I teased out strands to make the wool bracelet that
would remind me of this day in the barn. Remind me how tired I was from chasing
turkeys down a hill when they escaped, how my arms ached from shuttling buckets
of grain and water to the broiler chickens in a far off pasture ringed with
oaks and maples, how my mind kept spinning with all the different kinds of
grass and feed and fowl and four-leggeds to know. How farming is hard and dirty
and wonderful. How it is the most necessary skill in the world right now. How
much has been forgotten, how much is rooted in remembering.
November. A month has gone by and the wool now on my wrist, spun between my fingers into a long line of dirty white, reminds me of these actions and ideas. It is stretched out and dirtier, soaked with rain of the Northwest and flecked with soil from the garden. It has grown thin in parts.
As I pull off sweater after sweater, it breaks with
the friction of fiber on fiber on skin. I am startled at my sudden anxiety as I
hold the once-circle-now-line in my palm. I wonder if I will remember laughing
hysterically as we chased turkeys down a hill on an autumn afternoon. I wonder if I can trust my
brain to remember anything without visual cues. I wonder if it means that the
relationship that helped to weave this circle together is somehow damaged,
broken, as if this wool is tied with fate.
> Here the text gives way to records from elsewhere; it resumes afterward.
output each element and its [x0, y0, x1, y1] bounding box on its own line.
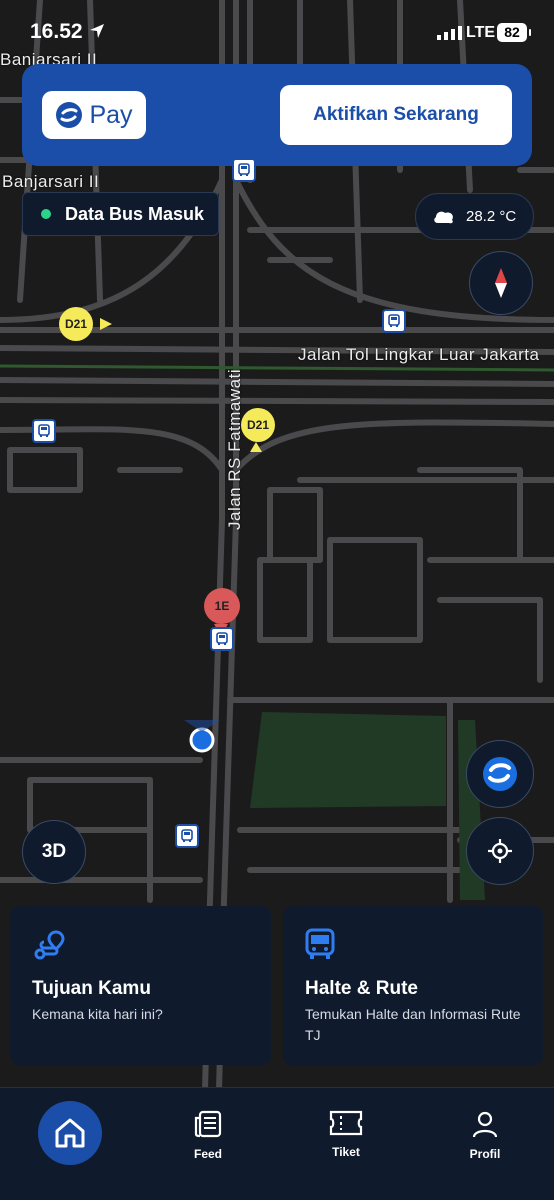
- bus-icon: [238, 163, 250, 176]
- route-badge-1e[interactable]: 1E: [204, 588, 240, 624]
- data-bus-status[interactable]: Data Bus Masuk: [22, 192, 219, 236]
- bottom-navigation: Feed Tiket Profil: [0, 1087, 554, 1200]
- battery-tip: [529, 29, 531, 36]
- route-badge-d21[interactable]: D21: [241, 408, 275, 442]
- bus-icon: [388, 314, 400, 327]
- cloud-icon: [434, 211, 453, 223]
- battery-level: 82: [497, 23, 527, 42]
- live-dot: [41, 209, 51, 219]
- route-badge-d21[interactable]: D21: [59, 307, 93, 341]
- bus-icon: [305, 928, 335, 959]
- location-arrow-icon: [90, 24, 104, 38]
- map-label-fatmawati: Jalan RS Fatmawati: [225, 368, 244, 530]
- nav-profile-label: Profil: [469, 1147, 501, 1161]
- bus-icon: [216, 632, 228, 645]
- map-label-banjarsari: Banjarsari II: [2, 172, 100, 191]
- temperature: 28.2 °C: [466, 208, 517, 225]
- headset-icon: [483, 757, 517, 791]
- nav-home[interactable]: [38, 1101, 102, 1165]
- user-icon: [472, 1111, 498, 1138]
- compass-button[interactable]: [469, 251, 533, 315]
- newspaper-icon: [194, 1110, 222, 1138]
- nav-ticket-label: Tiket: [332, 1145, 360, 1159]
- nav-profile[interactable]: Profil: [445, 1110, 525, 1161]
- home-icon: [55, 1118, 85, 1148]
- activate-now-button[interactable]: Aktifkan Sekarang: [280, 85, 512, 145]
- weather-pill: 28.2 °C: [415, 193, 534, 240]
- pay-label: Pay: [89, 100, 133, 129]
- bus-icon: [38, 424, 50, 437]
- crosshair-icon: [488, 839, 512, 863]
- network-type: LTE: [466, 24, 496, 41]
- bus-stop-marker[interactable]: [210, 627, 234, 651]
- stops-routes-card[interactable]: Halte & Rute Temukan Halte dan Informasi…: [283, 906, 543, 1065]
- pay-logo-icon: [56, 102, 83, 128]
- user-location-marker: [189, 727, 215, 753]
- stops-title: Halte & Rute: [305, 978, 418, 999]
- bus-stop-marker[interactable]: [32, 419, 56, 443]
- nav-feed[interactable]: Feed: [168, 1110, 248, 1161]
- bus-stop-marker[interactable]: [382, 309, 406, 333]
- nav-ticket[interactable]: Tiket: [306, 1110, 386, 1159]
- assistant-button[interactable]: [466, 740, 534, 808]
- route-icon: [34, 930, 65, 960]
- compass-icon: [495, 268, 507, 298]
- bus-stop-marker[interactable]: [232, 158, 256, 182]
- ticket-icon: [329, 1110, 363, 1136]
- 3d-toggle-button[interactable]: 3D: [22, 820, 86, 884]
- destination-subtitle: Kemana kita hari ini?: [32, 1006, 163, 1022]
- destination-title: Tujuan Kamu: [32, 978, 151, 999]
- bus-icon: [181, 829, 193, 842]
- data-bus-label: Data Bus Masuk: [65, 203, 205, 224]
- bus-stop-marker[interactable]: [175, 824, 199, 848]
- destination-card[interactable]: Tujuan Kamu Kemana kita hari ini?: [10, 906, 271, 1065]
- status-time: 16.52: [30, 20, 83, 43]
- signal-icon: [437, 26, 462, 40]
- stops-subtitle: Temukan Halte dan Informasi Rute TJ: [305, 1006, 521, 1043]
- pay-logo-button[interactable]: Pay: [42, 91, 146, 139]
- map-label-toll-road: Jalan Tol Lingkar Luar Jakarta: [298, 345, 540, 364]
- nav-feed-label: Feed: [193, 1147, 222, 1161]
- pay-banner: Pay Aktifkan Sekarang: [22, 64, 532, 166]
- recenter-button[interactable]: [466, 817, 534, 885]
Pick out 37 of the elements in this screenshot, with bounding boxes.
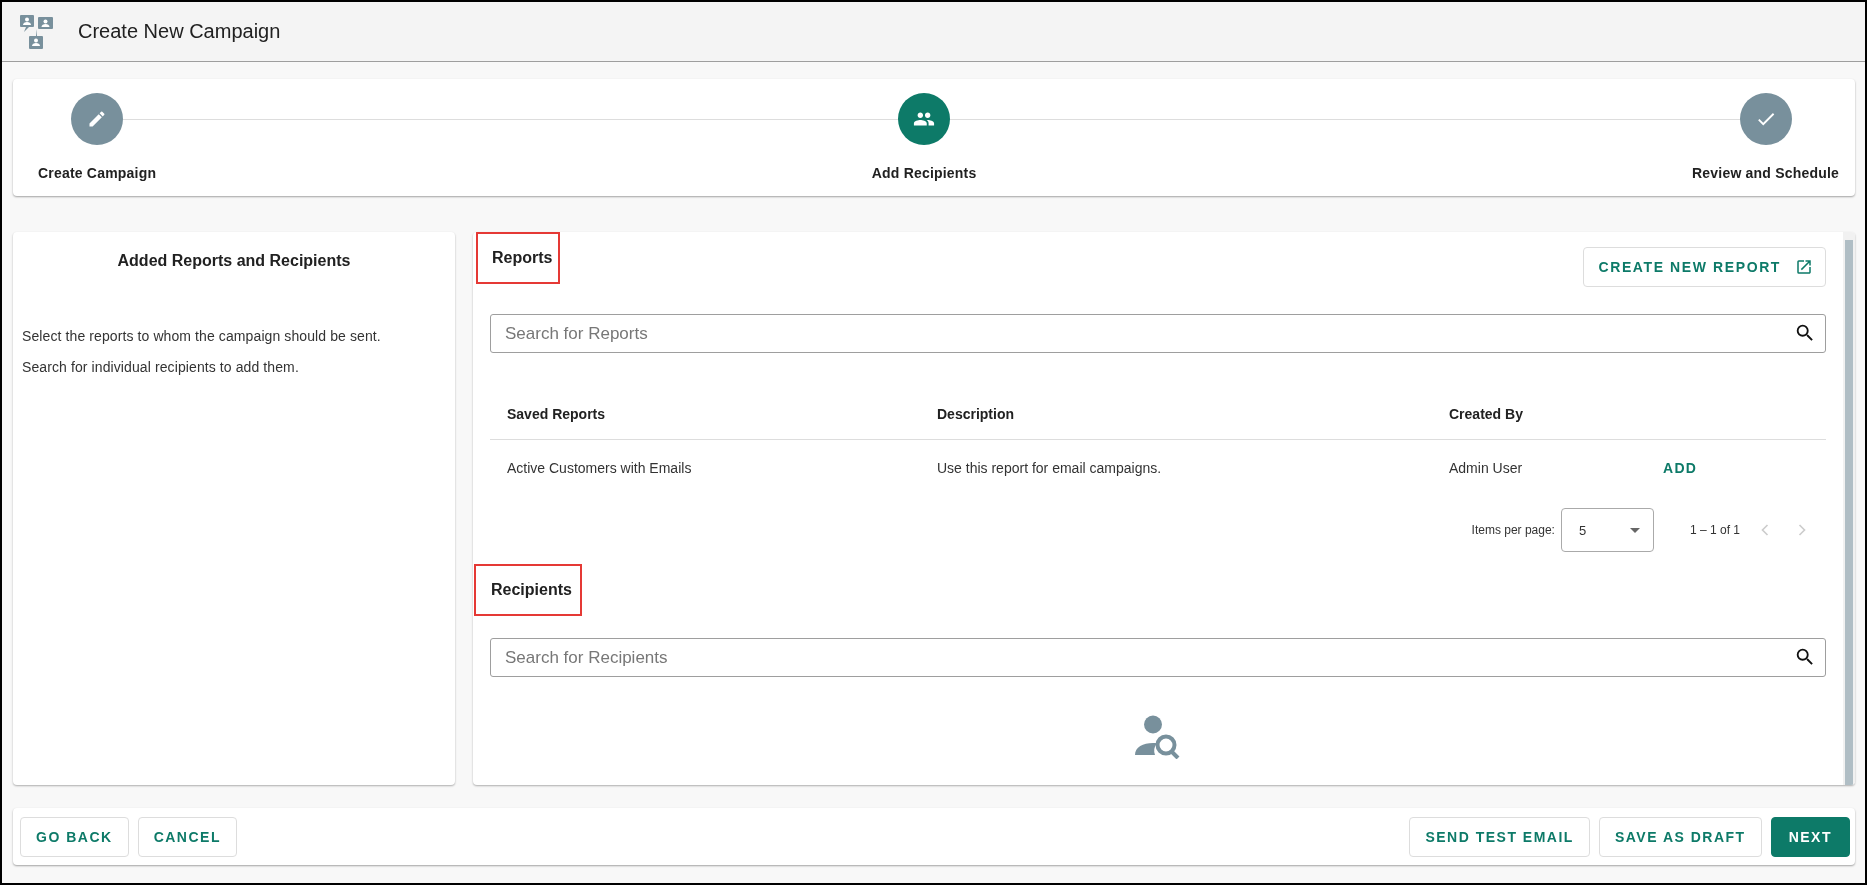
page-size-select[interactable]: 5 xyxy=(1560,508,1654,552)
footer-button[interactable]: CANCEL xyxy=(137,816,237,857)
help-text: Search for individual recipients to add them. xyxy=(22,359,300,375)
search-icon[interactable] xyxy=(1794,322,1816,344)
footer-button[interactable]: SEND TEST EMAIL xyxy=(1409,816,1590,857)
scrollbar[interactable] xyxy=(1843,232,1855,785)
step-label: Review and Schedule xyxy=(1692,165,1839,181)
step-label: Add Recipients xyxy=(871,165,977,181)
person-search-icon xyxy=(1135,715,1181,759)
help-text: Select the reports to whom the campaign should be sent. xyxy=(22,328,382,344)
footer-button[interactable]: GO BACK xyxy=(20,816,129,857)
column-header: Created By xyxy=(1432,389,1656,440)
search-field[interactable]: Search for Recipients xyxy=(490,638,1826,677)
search-icon[interactable] xyxy=(1794,646,1816,668)
add-link[interactable]: ADD xyxy=(1656,460,1698,476)
column-header: Saved Reports xyxy=(490,389,920,440)
dropdown-icon xyxy=(1629,527,1640,533)
external-link-icon xyxy=(1795,258,1813,276)
footer-button[interactable]: SAVE AS DRAFT xyxy=(1598,816,1762,857)
campaign-icon xyxy=(18,12,56,51)
page-size-label: Items per page: xyxy=(1471,523,1555,537)
footer-button[interactable]: NEXT xyxy=(1770,816,1850,857)
table-cell-text: Admin User xyxy=(1448,459,1524,478)
section-title: Recipients xyxy=(491,581,572,599)
page-title: Create New Campaign xyxy=(78,20,281,43)
table-cell-text: Active Customers with Emails xyxy=(506,459,693,478)
column-header: Description xyxy=(920,389,1432,440)
page-range: 1 – 1 of 1 xyxy=(1689,523,1740,537)
search-field[interactable]: Search for Reports xyxy=(490,314,1826,353)
section-title: Reports xyxy=(492,249,553,267)
create-report-button[interactable]: CREATE NEW REPORT xyxy=(1582,247,1826,287)
step-circle[interactable] xyxy=(71,93,124,145)
step-circle[interactable] xyxy=(898,93,951,145)
step-label: Create Campaign xyxy=(38,165,157,181)
step-circle[interactable] xyxy=(1739,93,1792,145)
table-cell-text: Use this report for email campaigns. xyxy=(936,459,1163,478)
panel-title: Added Reports and Recipients xyxy=(116,252,352,270)
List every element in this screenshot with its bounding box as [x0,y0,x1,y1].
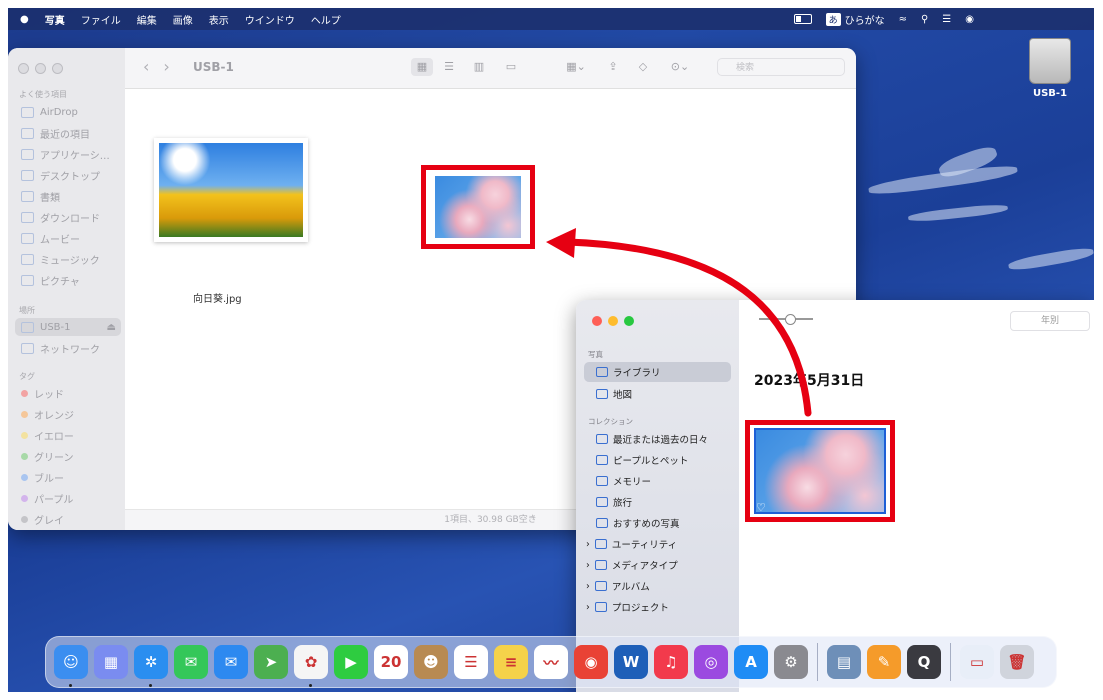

What happens when there are so many bunches and knots that
the bracelet is no longer a bracelet because it is too broken and knotted and
thick to fit around a wrist? It becomes a ring. A promise wrapped several times
around (other) flesh and bone to become something new. A something that will
always fit, a something that can always be connected, tied, mended over and
over.
This is what we do. This is what we are: knotted and tangled and worn thin
in places and always able to wrap ourselves around what we love, what loves us,
and go on as a something old and new.